Misdiagnosing a central pillar of accurate fundamental analysis—demand for the IEA and non-OPEC supply in the EIA’s case—dramatically deters from the value that can be extracted from either of these two organisations’ most recent reports. As such, the IEA and EIA both fail to capture the tightness expected in H2 18, with neither agency estimating the call on OPEC to be much above 32 mb/d. We think this is at least 1 mb/d too low, which is a particular concern given looming Iranian and ongoing Venezuelan supply shortfalls.

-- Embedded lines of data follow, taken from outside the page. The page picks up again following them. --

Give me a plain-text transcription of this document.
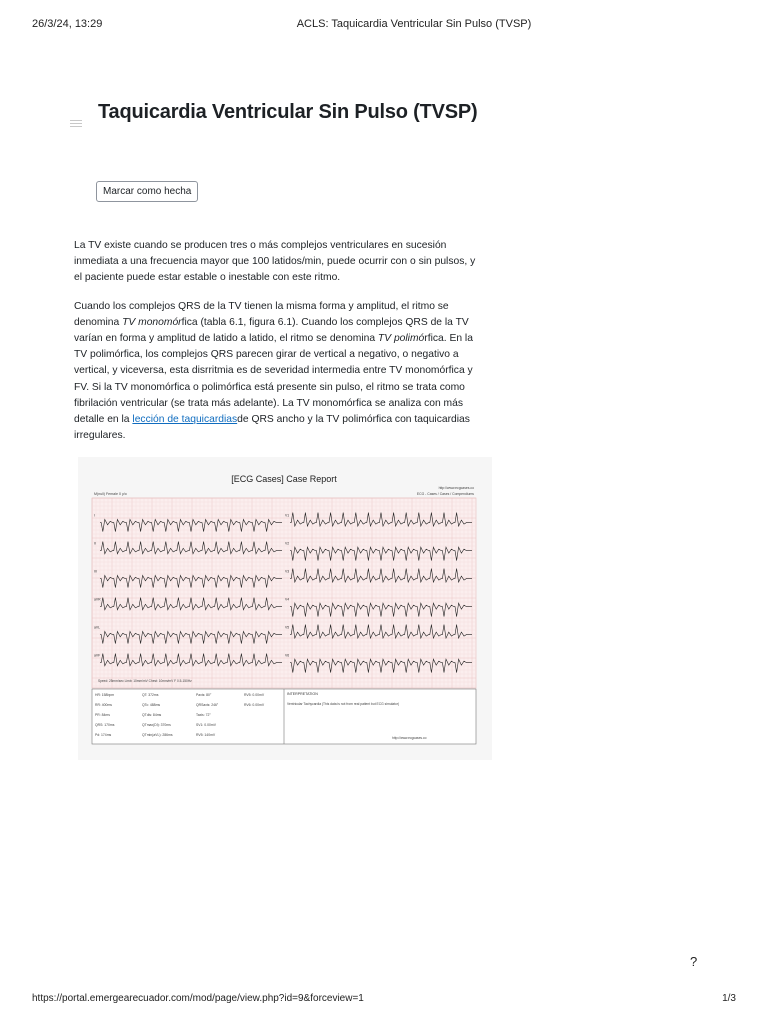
26/3/24, 13:29	ACLS: Taquicardia Ventricular Sin Pulso (TVSP)
Taquicardia Ventricular Sin Pulso (TVSP)
Marcar como hecha

La TV existe cuando se producen tres o más complejos ventriculares en sucesión inmediata a una frecuencia mayor que 100 latidos/min, puede ocurrir con o sin pulsos, y el paciente puede estar estable o inestable con este ritmo.

Cuando los complejos QRS de la TV tienen la misma forma y amplitud, el ritmo se denomina TV monomórfica (tabla 6.1, figura 6.1). Cuando los complejos QRS de la TV varían en forma y amplitud de latido a latido, el ritmo se denomina TV polimórfica. En la TV polimórfica, los complejos QRS parecen girar de vertical a negativo, o negativo a vertical, y viceversa, esta disrritmia es de severidad intermedia entre TV monomórfica y FV. Si la TV monomórfica o polimórfica está presente sin pulso, el ritmo se trata como fibrilación ventricular (se trata más adelante). La TV monomórfica se analiza con más detalle en la lección de taquicardiasde QRS ancho y la TV polimórfica con taquicardias irregulares.

I	V1
II	V2
III	V3
aVR	V4
aVL	V5
aVF	V6
[ECG Cases] Case Report
M(null) Female 0 y/o
http://www.ecgcases.co
ECG - Cases / Cases / Compendiums
Speed: 25mm/sec Limb: 10mm/mV Chest: 10mm/mV F 0.5-150Hz
HR: 158bpm	QT: 372ms	Paxis: 80°	RV5: 0.00mV
RR: 400ms	QTc: 488ms	QRSaxis: 246°	RV6: 0.00mV
PR: 84ms	QTdis: 84ms	Taxis: 72°
QRS: 170ms	QTmax(DI): 370ms	SV1: 0.00mV
Pd: 174ms	QTmin(aVL): 286ms	RV5: 140mV
INTERPRETATION
Ventricular Tachycardia (This data is not from real patient but ECG simulator)
http://www.ecgcases.co
?
https://portal.emergearecuador.com/mod/page/view.php?id=9&forceview=1	1/3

At 1.4 mb/d for 2018, the IEA’s latest estimate of demand growth not only fails to accurately reflect its own recent history (data thus far for 2018 exceeded last month’s expectations by 0.1 mb/d) but also severely lags the forecasts of the EIA (1.8 mb/d), OPEC (1.6 mb/d) and ourselves (1.6 mb/d). Most concerning, however, is the IEA’s continued insistence on using outmoded price elasticity models. In a dramatic oversimplification, the IEA this month claims that an increase of 9% in oil prices will reduce its prospective second half of the year demand estimate by 0.27 mb/d. Oil demand is a more dynamic creature than implied by such simple linear price elasticities, as it tends not only react to changing prices with a lag but also to a greater degree above certain thresholds (our research highlighted the looming influence of plus-$80 oil). Most importantly, we found oil demand growth to be most influenced by changing oil prices, and not absolute demand as the IEA wrongly concludes. As the IEA continues to downgrade its demand forecast, often in the face of evidence to the contrary, the conclusions that can be drawn from its report lose value. The market may panic on these headlines but we expect the IEA to eventually raise its forecasts.

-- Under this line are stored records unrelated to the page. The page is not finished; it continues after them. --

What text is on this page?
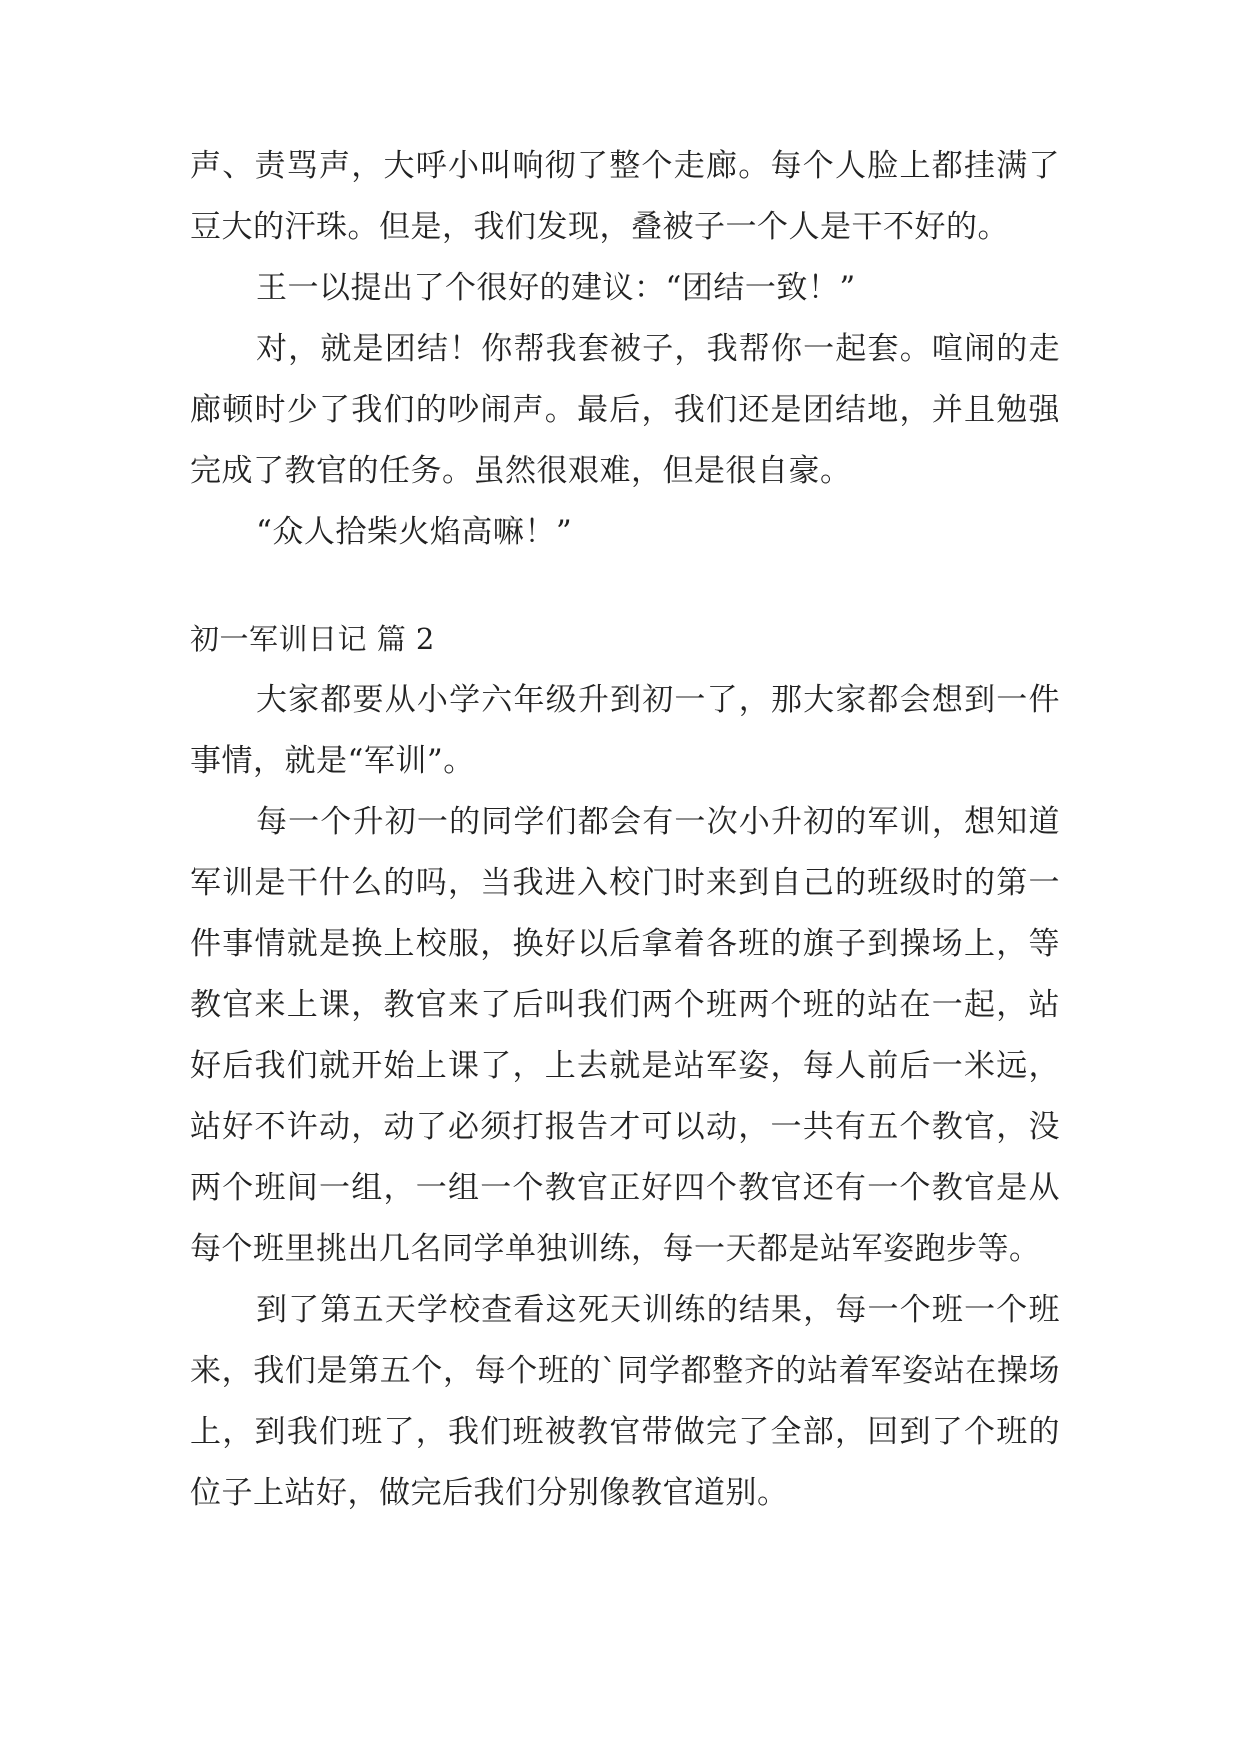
声、责骂声，大呼小叫响彻了整个走廊。每个人脸上都挂满了豆大的汗珠。但是，我们发现，叠被子一个人是干不好的。

王一以提出了个很好的建议：“团结一致！”

对，就是团结！你帮我套被子，我帮你一起套。喧闹的走廊顿时少了我们的吵闹声。最后，我们还是团结地，并且勉强完成了教官的任务。虽然很艰难，但是很自豪。

“众人拾柴火焰高嘛！”

初一军训日记 篇 2

大家都要从小学六年级升到初一了，那大家都会想到一件事情，就是“军训”。

每一个升初一的同学们都会有一次小升初的军训，想知道军训是干什么的吗，当我进入校门时来到自己的班级时的第一件事情就是换上校服，换好以后拿着各班的旗子到操场上，等教官来上课，教官来了后叫我们两个班两个班的站在一起，站好后我们就开始上课了，上去就是站军姿，每人前后一米远，站好不许动，动了必须打报告才可以动，一共有五个教官，没两个班间一组，一组一个教官正好四个教官还有一个教官是从每个班里挑出几名同学单独训练，每一天都是站军姿跑步等。

到了第五天学校查看这死天训练的结果，每一个班一个班来，我们是第五个，每个班的`同学都整齐的站着军姿站在操场上，到我们班了，我们班被教官带做完了全部，回到了个班的位子上站好，做完后我们分别像教官道别。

The other major misdiagnosis in the month’s key agency reports is the EIA’s continued overestimation of 2018 non-OPEC supply growth. By forecasting non-OPEC supply growth of 2.5 mb/d in 2018—higher than ourselves (by 0.9 mb/d), OPEC (by 0.8 mb/d) and the IEA (by 0.6 mb/d—the EIA fails to sufficiently acknowledge pending infrastructure constraints, particularly in the US where it sees supply growth of 2.0 mb/d vs our own 1.6 mb/d estimate.
OECD commercial stocks now stand below the five-year average, at a three-year low of 2,819 mb in March, while preliminary April figures point towards a counter-seasonal flattening, increasing the deficit to the five-year average to 14 mb.